The practices are divided in three main groups. The first group of practices aims at making managers aware of the sensory templates they are currently using to represent and engage with organizational reality. I have already mentioned some of these in chapter four, when I described the warm-up exercises, I used in my doctoral research. These practices support managers in noticing how some sensations they experience are tools they use to act rather than properties of (abstracts) self-existing objects. These practices can open up for solving seemingly unsolvable problems by changing sensory template as described in chapter four.

The second group of practices aims at making managers aware that all their actions and desires are ultimately reaching for states of happiness, wellbeing and satisfaction and that these states are not created by any actions, but are, in fact, that which is already present to us before we engage in any action. Through these practices we can experience how we, through our own acts of reaching for happiness, loose sight of it. Realizing this over and over again, can teach us to move into action while maintaining our awareness of the state of profound wellbeing that exists always before any action.

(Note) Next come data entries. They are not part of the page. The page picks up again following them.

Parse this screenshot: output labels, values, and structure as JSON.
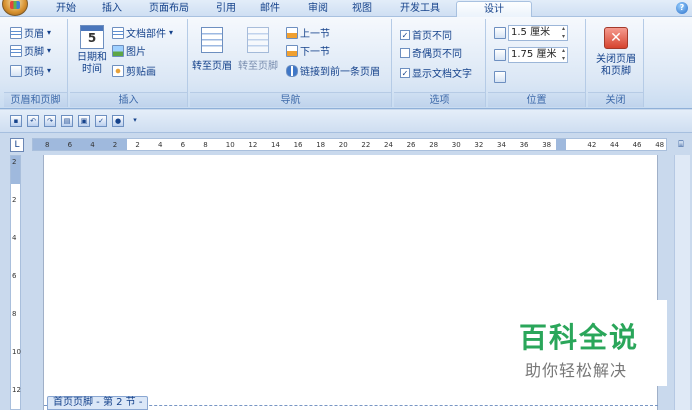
{
  "tabs": [
    {
      "label": "开始"
    },
    {
      "label": "插入"
    },
    {
      "label": "页面布局"
    },
    {
      "label": "引用"
    },
    {
      "label": "邮件"
    },
    {
      "label": "审阅"
    },
    {
      "label": "视图"
    },
    {
      "label": "开发工具"
    },
    {
      "label": "设计",
      "active": true
    }
  ],
  "ribbon": {
    "header_footer": {
      "label": "页眉和页脚",
      "items": [
        {
          "label": "页眉"
        },
        {
          "label": "页脚"
        },
        {
          "label": "页码"
        }
      ]
    },
    "insert": {
      "label": "插入",
      "date_time": "日期和时间",
      "calendar_number": "5",
      "doc_parts": "文档部件",
      "picture": "图片",
      "clipart": "剪贴画"
    },
    "navigation": {
      "label": "导航",
      "goto_header": "转至页眉",
      "goto_footer": "转至页脚",
      "prev_section": "上一节",
      "next_section": "下一节",
      "link_previous": "链接到前一条页眉"
    },
    "options": {
      "label": "选项",
      "items": [
        {
          "label": "首页不同",
          "checked": true
        },
        {
          "label": "奇偶页不同",
          "checked": false
        },
        {
          "label": "显示文档文字",
          "checked": true
        }
      ]
    },
    "position": {
      "label": "位置",
      "header_distance": "1.5 厘米",
      "footer_distance": "1.75 厘米"
    },
    "close": {
      "label": "关闭",
      "button": "关闭页眉和页脚"
    }
  },
  "ruler": {
    "ticks": [
      "8",
      "6",
      "4",
      "2",
      "2",
      "4",
      "6",
      "8",
      "10",
      "12",
      "14",
      "16",
      "18",
      "20",
      "22",
      "24",
      "26",
      "28",
      "30",
      "32",
      "34",
      "36",
      "38",
      "42",
      "44",
      "46",
      "48"
    ],
    "corner": "L"
  },
  "vruler": {
    "ticks": [
      "2",
      "2",
      "4",
      "6",
      "8",
      "10",
      "12"
    ]
  },
  "footer_tag": "首页页脚 - 第 2 节 -",
  "watermark": {
    "title": "百科全说",
    "subtitle": "助你轻松解决"
  },
  "colors": {
    "ribbon_text": "#15428b",
    "accent_green": "#2aa65a"
  }
}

The third group of practices aims at integrating the realizations we have from the second group of practices into more and more of our conceptual system and thus make it the fundamental understanding embedded in more and more of our actions. This can be done, by grounding our understanding of any abstract concept (positive or negative) in the experience of the state of wellbeing we feel before any action.

It is worth cautioning that the practices described here are not easy. It is best to learn them under the guidance of someone who knows them well. Furthermore, it is very important to be thoroughly acquainted with them through own practice before teaching them to others. Finally, it is important to know that these practices can bring up difficult psychological states and it is, therefore, good to have therapeutic training and practice when using these practices as teacher/facilitator, so as to be equipped to handle such situations. This being said, engaging with these practices in the right environment is both deeply transformative – and fun.